Research has shown that substantial financial equity is only one of three essential components to effective employee ownership. In order for this model to succeed, employee-owned firms must also a) educate all employees about the company’s business and how each can contribute to the firm’s success and b) build an ownership culture which taps employee talent, intelligence and capacity for self-management.

Marland’s leadership realized the importance of educating all its employees to understand their new roles. They held extensive training sessions in company finance and the Employee Stock Ownership Plan (ESOP).

Marland’s approach to process improvement went beyond open-book management and basic business education to tap the ingenuity of its employees.

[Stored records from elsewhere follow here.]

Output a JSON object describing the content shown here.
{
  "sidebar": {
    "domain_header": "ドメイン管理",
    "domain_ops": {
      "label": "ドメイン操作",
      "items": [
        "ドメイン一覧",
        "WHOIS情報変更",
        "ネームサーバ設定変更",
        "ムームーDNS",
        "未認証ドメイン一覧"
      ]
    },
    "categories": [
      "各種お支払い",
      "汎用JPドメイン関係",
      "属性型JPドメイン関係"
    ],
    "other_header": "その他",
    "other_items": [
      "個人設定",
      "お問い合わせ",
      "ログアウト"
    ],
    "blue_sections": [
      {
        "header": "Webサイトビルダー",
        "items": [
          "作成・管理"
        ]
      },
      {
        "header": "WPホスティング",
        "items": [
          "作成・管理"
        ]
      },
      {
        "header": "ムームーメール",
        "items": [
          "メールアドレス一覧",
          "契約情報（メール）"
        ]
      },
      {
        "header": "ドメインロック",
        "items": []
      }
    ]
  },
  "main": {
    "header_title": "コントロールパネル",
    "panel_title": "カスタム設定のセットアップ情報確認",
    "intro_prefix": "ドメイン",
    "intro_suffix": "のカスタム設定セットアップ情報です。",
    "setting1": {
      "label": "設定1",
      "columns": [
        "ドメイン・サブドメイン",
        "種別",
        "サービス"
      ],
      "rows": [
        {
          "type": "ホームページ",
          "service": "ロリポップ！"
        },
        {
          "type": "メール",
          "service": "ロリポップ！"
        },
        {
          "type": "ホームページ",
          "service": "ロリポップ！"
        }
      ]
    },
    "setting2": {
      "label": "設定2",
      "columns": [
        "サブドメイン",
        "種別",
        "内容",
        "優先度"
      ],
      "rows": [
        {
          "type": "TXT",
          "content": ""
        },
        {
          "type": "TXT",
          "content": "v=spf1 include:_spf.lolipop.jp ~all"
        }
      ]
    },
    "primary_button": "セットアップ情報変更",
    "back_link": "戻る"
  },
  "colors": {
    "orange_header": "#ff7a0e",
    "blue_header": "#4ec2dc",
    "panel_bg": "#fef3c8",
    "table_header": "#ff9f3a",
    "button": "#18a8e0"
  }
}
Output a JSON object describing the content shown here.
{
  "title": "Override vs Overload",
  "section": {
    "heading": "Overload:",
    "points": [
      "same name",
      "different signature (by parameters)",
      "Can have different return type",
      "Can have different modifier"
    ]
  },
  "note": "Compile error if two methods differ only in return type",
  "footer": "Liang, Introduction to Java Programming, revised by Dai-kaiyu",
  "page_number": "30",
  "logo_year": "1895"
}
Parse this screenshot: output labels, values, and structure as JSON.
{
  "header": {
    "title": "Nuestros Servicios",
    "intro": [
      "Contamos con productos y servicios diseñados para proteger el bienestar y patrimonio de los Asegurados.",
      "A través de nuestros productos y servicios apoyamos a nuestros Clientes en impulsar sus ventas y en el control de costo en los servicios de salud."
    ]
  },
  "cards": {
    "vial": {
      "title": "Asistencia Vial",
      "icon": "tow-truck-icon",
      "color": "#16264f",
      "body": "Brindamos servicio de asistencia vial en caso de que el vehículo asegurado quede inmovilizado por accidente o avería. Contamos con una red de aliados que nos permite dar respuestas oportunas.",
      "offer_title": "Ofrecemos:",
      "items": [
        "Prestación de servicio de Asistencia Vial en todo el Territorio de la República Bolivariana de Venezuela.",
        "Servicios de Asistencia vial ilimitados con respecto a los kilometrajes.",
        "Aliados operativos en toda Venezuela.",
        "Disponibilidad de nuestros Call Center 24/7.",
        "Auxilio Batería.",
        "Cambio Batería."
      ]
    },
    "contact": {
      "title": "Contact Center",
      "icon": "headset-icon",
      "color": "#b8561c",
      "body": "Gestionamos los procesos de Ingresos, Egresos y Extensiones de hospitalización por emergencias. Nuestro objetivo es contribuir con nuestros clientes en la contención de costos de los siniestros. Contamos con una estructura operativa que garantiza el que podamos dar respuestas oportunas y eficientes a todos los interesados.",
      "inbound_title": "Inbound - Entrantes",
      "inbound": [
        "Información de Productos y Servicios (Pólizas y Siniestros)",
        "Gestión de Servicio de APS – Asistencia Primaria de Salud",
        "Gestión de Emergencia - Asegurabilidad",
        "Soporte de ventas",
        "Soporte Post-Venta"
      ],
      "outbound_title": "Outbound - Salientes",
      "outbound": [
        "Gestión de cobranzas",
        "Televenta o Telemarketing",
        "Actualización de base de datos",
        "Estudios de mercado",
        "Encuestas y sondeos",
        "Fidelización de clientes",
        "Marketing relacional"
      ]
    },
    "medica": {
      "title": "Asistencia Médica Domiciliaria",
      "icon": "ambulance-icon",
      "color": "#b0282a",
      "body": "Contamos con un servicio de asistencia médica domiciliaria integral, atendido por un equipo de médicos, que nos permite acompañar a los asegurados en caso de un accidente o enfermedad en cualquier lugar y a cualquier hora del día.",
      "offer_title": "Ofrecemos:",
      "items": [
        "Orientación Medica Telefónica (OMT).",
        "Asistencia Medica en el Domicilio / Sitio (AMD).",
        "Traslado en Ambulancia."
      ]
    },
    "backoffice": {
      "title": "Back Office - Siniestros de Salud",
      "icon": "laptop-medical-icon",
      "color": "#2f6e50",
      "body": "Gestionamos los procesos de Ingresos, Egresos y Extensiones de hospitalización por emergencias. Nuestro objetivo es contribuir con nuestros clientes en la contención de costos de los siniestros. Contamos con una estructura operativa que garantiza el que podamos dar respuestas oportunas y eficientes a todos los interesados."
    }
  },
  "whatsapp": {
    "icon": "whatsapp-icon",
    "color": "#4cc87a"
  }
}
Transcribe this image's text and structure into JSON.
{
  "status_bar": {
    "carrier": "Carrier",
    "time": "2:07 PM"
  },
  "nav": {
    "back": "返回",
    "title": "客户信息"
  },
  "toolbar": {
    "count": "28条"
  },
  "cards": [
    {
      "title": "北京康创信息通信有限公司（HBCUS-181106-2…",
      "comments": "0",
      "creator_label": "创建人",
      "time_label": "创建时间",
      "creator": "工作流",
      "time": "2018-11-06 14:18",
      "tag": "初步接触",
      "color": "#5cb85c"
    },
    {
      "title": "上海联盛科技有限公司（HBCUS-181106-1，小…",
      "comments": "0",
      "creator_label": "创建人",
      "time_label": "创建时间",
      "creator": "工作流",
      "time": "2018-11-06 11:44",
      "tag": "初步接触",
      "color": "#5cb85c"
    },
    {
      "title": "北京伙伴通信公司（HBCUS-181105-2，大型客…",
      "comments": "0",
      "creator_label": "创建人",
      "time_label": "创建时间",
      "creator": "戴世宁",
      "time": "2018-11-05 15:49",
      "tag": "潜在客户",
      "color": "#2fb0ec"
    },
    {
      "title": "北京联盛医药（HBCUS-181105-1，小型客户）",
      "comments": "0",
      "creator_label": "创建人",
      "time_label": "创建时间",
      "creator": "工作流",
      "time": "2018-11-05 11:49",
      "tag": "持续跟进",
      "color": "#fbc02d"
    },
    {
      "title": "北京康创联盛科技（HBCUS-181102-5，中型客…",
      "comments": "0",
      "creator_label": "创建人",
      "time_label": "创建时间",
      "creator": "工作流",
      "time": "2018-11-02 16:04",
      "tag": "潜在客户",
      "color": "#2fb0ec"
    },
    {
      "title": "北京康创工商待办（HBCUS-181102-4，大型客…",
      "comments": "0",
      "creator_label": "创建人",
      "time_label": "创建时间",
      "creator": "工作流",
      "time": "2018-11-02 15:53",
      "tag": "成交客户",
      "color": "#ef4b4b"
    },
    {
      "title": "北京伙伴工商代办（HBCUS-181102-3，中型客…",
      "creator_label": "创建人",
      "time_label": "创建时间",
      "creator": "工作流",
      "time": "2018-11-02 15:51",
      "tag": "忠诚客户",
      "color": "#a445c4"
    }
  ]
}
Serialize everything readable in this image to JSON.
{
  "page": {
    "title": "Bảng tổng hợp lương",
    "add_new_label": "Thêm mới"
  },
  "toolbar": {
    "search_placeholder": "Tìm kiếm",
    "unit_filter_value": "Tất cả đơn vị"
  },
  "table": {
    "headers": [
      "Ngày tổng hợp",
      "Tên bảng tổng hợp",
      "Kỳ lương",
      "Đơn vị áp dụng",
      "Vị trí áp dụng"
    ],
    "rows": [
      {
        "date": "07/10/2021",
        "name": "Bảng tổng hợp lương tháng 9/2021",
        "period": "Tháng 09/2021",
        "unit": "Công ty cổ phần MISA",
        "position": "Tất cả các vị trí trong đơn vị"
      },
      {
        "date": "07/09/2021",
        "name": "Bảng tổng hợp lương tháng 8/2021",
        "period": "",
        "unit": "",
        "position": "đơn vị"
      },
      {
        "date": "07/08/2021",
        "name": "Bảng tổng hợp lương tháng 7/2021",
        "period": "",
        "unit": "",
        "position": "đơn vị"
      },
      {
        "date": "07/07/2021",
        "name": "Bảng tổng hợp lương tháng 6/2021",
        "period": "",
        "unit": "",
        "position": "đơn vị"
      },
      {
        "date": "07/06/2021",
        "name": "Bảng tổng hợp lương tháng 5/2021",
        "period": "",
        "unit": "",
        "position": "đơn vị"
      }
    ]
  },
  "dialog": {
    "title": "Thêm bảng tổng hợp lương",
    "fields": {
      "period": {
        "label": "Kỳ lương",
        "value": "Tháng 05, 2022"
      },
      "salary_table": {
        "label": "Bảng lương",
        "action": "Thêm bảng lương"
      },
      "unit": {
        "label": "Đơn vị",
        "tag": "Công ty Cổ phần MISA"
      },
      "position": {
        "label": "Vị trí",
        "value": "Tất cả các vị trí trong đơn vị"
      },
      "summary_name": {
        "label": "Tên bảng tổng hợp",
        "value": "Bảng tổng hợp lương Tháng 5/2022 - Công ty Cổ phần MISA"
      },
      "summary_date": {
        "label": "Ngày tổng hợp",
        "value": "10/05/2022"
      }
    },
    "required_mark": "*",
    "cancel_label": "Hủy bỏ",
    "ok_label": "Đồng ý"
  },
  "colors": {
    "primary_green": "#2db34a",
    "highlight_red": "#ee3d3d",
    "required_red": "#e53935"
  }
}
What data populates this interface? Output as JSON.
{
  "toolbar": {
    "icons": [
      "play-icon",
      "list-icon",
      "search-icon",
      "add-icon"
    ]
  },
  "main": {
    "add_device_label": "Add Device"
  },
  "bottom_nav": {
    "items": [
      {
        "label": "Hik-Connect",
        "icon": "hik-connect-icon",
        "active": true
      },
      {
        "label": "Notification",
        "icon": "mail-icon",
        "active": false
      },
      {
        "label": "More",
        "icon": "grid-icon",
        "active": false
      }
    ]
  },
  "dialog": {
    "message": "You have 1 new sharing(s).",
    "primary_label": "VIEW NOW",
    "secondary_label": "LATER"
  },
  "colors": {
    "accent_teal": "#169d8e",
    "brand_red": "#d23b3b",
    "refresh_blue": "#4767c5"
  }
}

Employee involvement in decisionmaking won over skeptical middle managers. As the changes and improvements took hold, profits and employee equity grew. In 1995, ahead of schedule, Marland re-purchased all the stock from the buyout lenders and the company became 100% employee owned.

Employee attitudes changed as well. People learned to see things from a broader perspective. Union leaders began to sound like managers while managers seemed to better appreciate the value of the union.

For some employees, the transformation went even deeper.

Seven years after the employees bought the company, the growing Marland Mold moved into a new state-of-the art facility. Over the years, the company has won numerous industry awards, weathered an economic downturn and pioneered in the development of exceptionally high-speed molds. As CEO John Barmack put it, “The story of Marland started with some brave and creative mold makers from GE who thought they could do better on their own and they did. The last 14 years of Marland has been the story of a larger number of brave and creative mold makers who thought they could do better on their own and they have.” In October 2007, Marland Mold celebrated its fifteenth anniversary as an employee-owned firm.